I think what I’m putting to the test is the following: Exemplary (took 40 seconds to spell that right) work is the byproduct of years of focused progress toward excellence. I aim to be methodical and well thought out *so that* on the occasions where I must wing it, I do so in a way that is convincing enough. Not convincing enough, perhaps, to fool people that what I just did was the specific product of hours on that thing, but rather that I’m simply competent enough to get the job done even when the red carpet wasn’t rolled out for my process. (Currently blanking on my subtopics… great)
NFL Quarterbacks Are Helmet Wearing Recitalists (44 min left)
My wife and I have enjoyed watching most of the NFL Playoffs together. Something she pointed out is that there must be a psychological similarity between an NFL Quarterback and a musician giving a recital. I love this point because it’s not hard to draw the parallels. Quarterbacks in the playoffs clearly come in with a game plan (musicians come in with a plan for how to get from one end of the recital to the other), but a perfect performance is realistically unobtainable. I feel for QBs, because their cracked notes and memory slips come in the form of interceptions commentated by Joe Buck that led to Twitter rants and TV Shows talking about why “they’ll just never get it”. The closest thing we see as musicians to this is reviews by music critics, and that’s heavy enough, but imagine if Stephen A. Smith posted a video of him in a Cowboy hat laughing at you every time you went out and performed poorly. No, thank you.
*slowing down for a second to try and remember what my second point was*
The Power of Community
I wasn’t really keen on doing trombone choir at BU this semester. I’m truly All-But-Document, my last two remaining items are my lecture recital next Monday and my final recital at the end of April (ah 28 min!).

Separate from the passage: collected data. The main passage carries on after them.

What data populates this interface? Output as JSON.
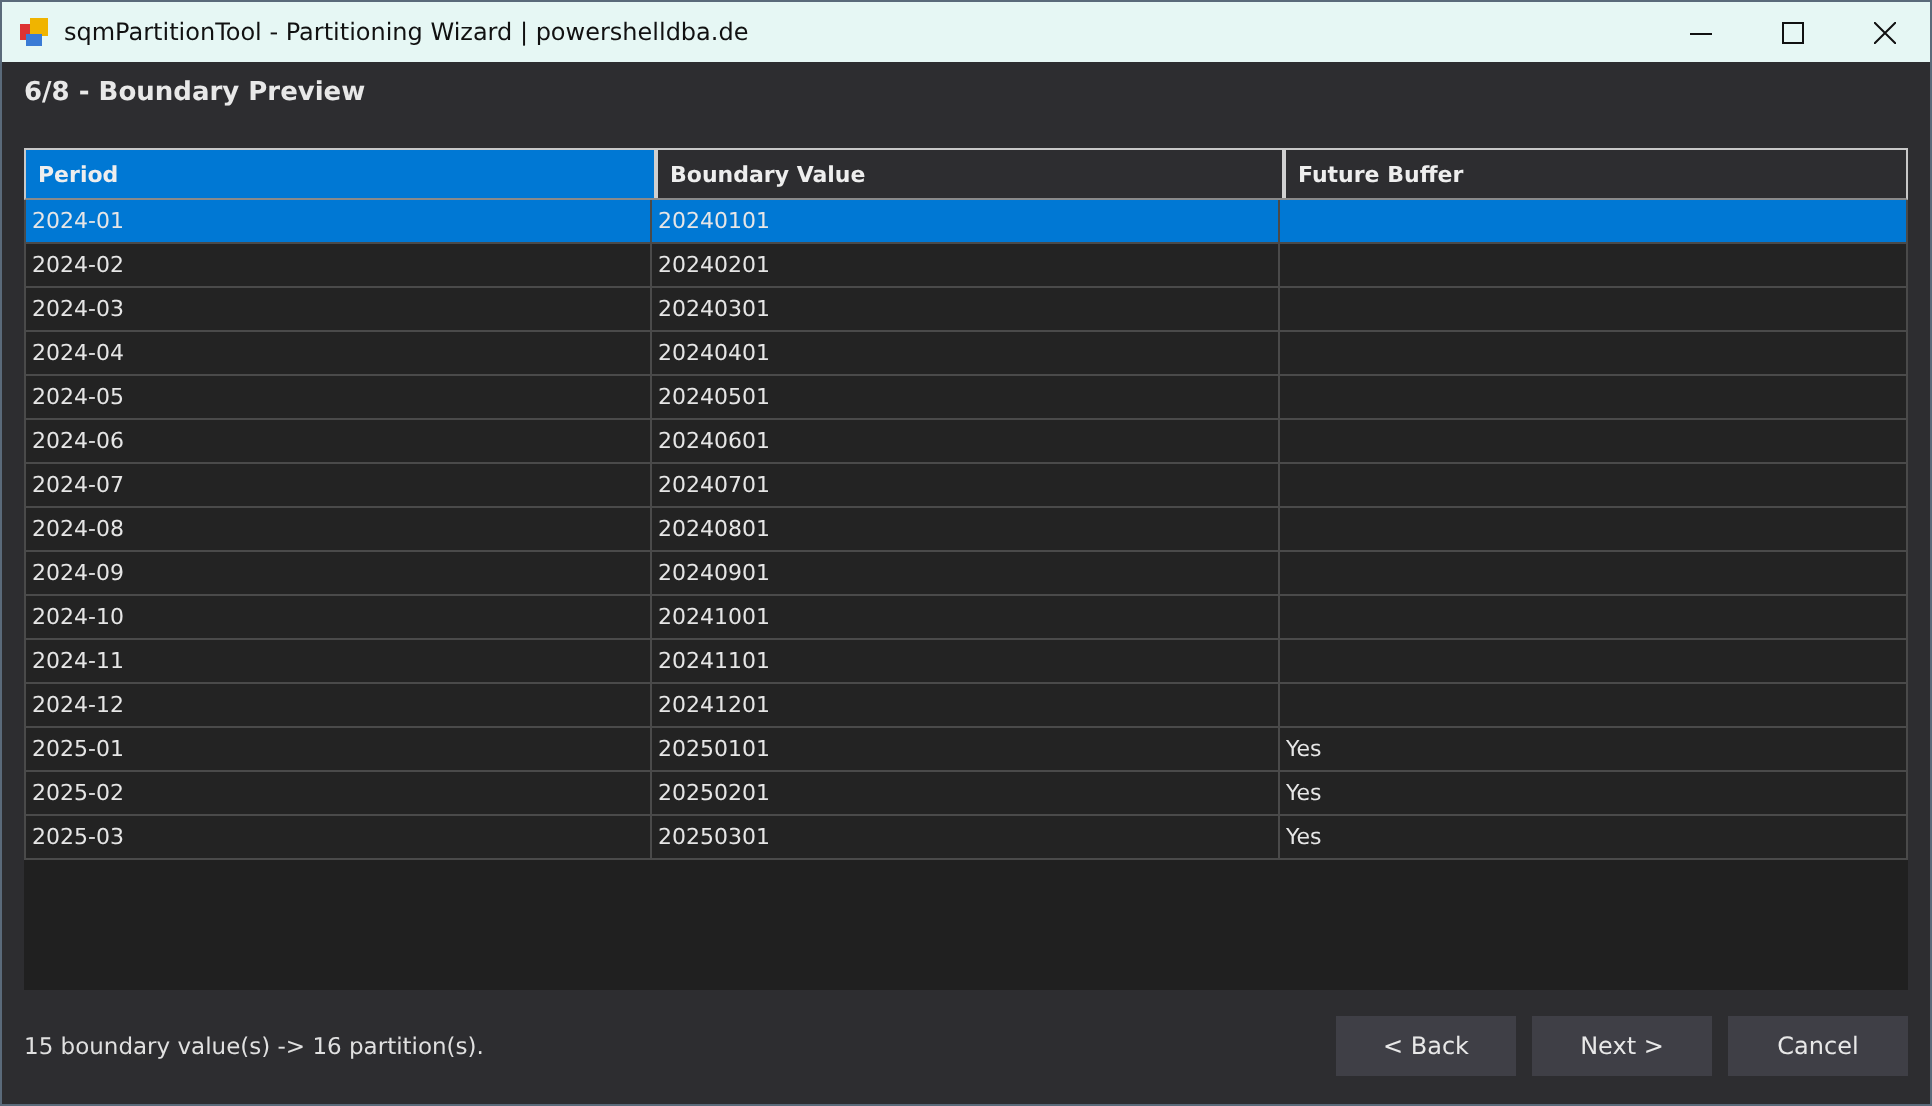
{
  "window": {
    "title": "sqmPartitionTool - Partitioning Wizard | powershelldba.de"
  },
  "step_title": "6/8 - Boundary Preview",
  "table": {
    "columns": [
      {
        "label": "Period",
        "selected": true
      },
      {
        "label": "Boundary Value",
        "selected": false
      },
      {
        "label": "Future Buffer",
        "selected": false
      }
    ],
    "rows": [
      {
        "cells": [
          "2024-01",
          "20240101",
          ""
        ],
        "selected": true
      },
      {
        "cells": [
          "2024-02",
          "20240201",
          ""
        ],
        "selected": false
      },
      {
        "cells": [
          "2024-03",
          "20240301",
          ""
        ],
        "selected": false
      },
      {
        "cells": [
          "2024-04",
          "20240401",
          ""
        ],
        "selected": false
      },
      {
        "cells": [
          "2024-05",
          "20240501",
          ""
        ],
        "selected": false
      },
      {
        "cells": [
          "2024-06",
          "20240601",
          ""
        ],
        "selected": false
      },
      {
        "cells": [
          "2024-07",
          "20240701",
          ""
        ],
        "selected": false
      },
      {
        "cells": [
          "2024-08",
          "20240801",
          ""
        ],
        "selected": false
      },
      {
        "cells": [
          "2024-09",
          "20240901",
          ""
        ],
        "selected": false
      },
      {
        "cells": [
          "2024-10",
          "20241001",
          ""
        ],
        "selected": false
      },
      {
        "cells": [
          "2024-11",
          "20241101",
          ""
        ],
        "selected": false
      },
      {
        "cells": [
          "2024-12",
          "20241201",
          ""
        ],
        "selected": false
      },
      {
        "cells": [
          "2025-01",
          "20250101",
          "Yes"
        ],
        "selected": false
      },
      {
        "cells": [
          "2025-02",
          "20250201",
          "Yes"
        ],
        "selected": false
      },
      {
        "cells": [
          "2025-03",
          "20250301",
          "Yes"
        ],
        "selected": false
      }
    ]
  },
  "status": "15 boundary value(s) -> 16 partition(s).",
  "buttons": [
    "< Back",
    "Next >",
    "Cancel"
  ]
}
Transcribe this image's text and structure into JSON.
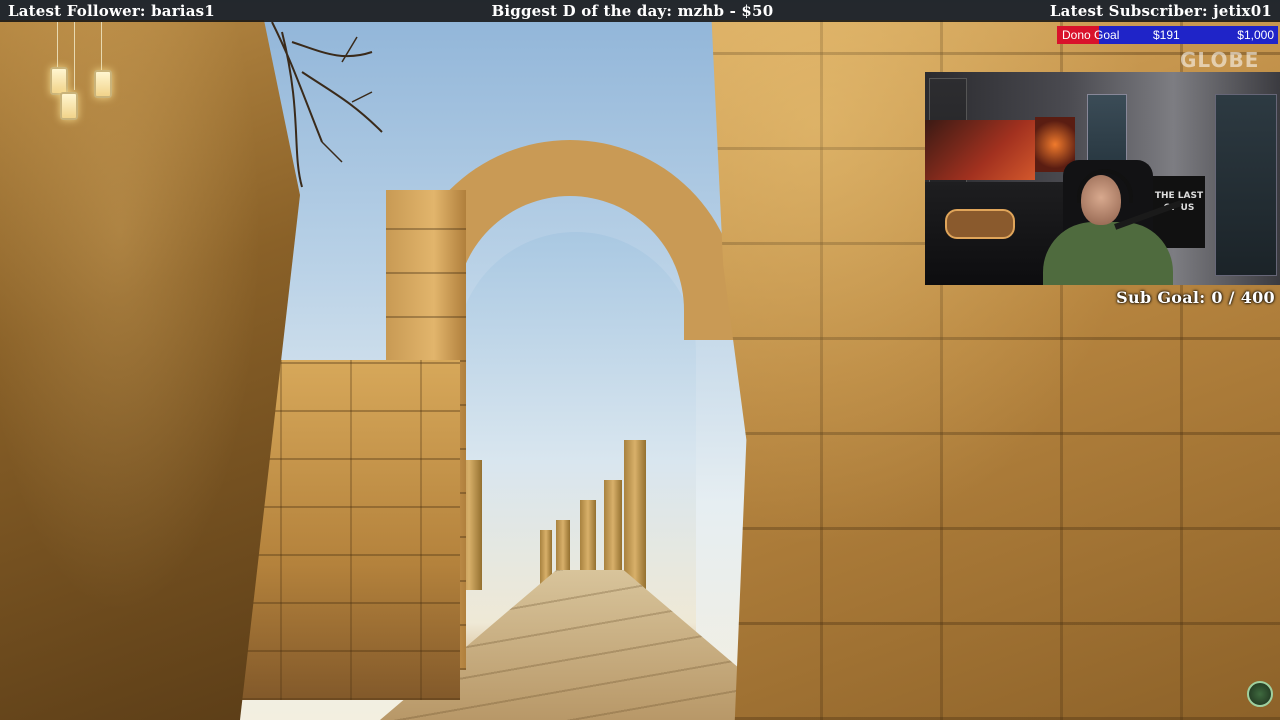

The class meets on Wednesdays from 8-10pm, and I’m 32 with a wife, a dog, and job application documents to write. However, I realized a few weeks ago that the community that those two hours bring is a valuable asset in my life. If you reading this have ever had to be outside the context of school and are pursuing auditions, professional performances, recording projects, or anything in between, it is a lonely place to be. When you are the best and worst thing you’ve heard all day, every day for months on end (like during the pandemic), you are not only staying stagnate, but your ability to perform is undergoing legitimate atrophy.
In just two rehearsals this semester I have been provided with opportunities to conduct, play leading parts, supporting parts and apply all the things I’m doing in my own musical cubicle daily. This is something to consider also, and it applies beyond music. When you have a social component that compliments your colleagues, performing in front of them or along with them is a whole lot easier. If I were to see no one at BU for the next three months and then just pop out to do my last recital, do you know how much pressure I’d put myself under? I can already tell you I’d be thinking, “Ugh, they haven’t seen me for months, and I’ve been doing all this work. It has to be THE BEST THING I’VE EVER DONE” – GROSS, what an awful way to have to go out there and be an artist. I’m much more excited to go out and say, “I’m performing for my friends, and that status isn’t at stake today no matter what.”
Update On My New Years Alternations
Not great!!! At least not where I want them to be yet. I have a hard time reading for fun right now, and late-night scrolling makes me feel close to the happenings of my friends. Neither of these are cardinal sins, so I won’t be too hard on myself. That said (33 min), I’m aware that these are still aspects I want to see undergo a slight alteration, so I’m not abandoning my search for a more ideal evening wind down. Like I said in my last post (I think I don’t have time to look), we don’t need a new year to choose to be more mindful at any point, so every day for me is an opportunity and an experiment.
(19 min, don’t get cocky)
This has been fun! I haven’t checked my phone, email, or anything for 49 minutes. It’s proof that when we decide to truly lock in for a bit, things can get done. Whether or not what has gotten done in this hour is of significant quality, well, “That’s just like, your opinion, man.”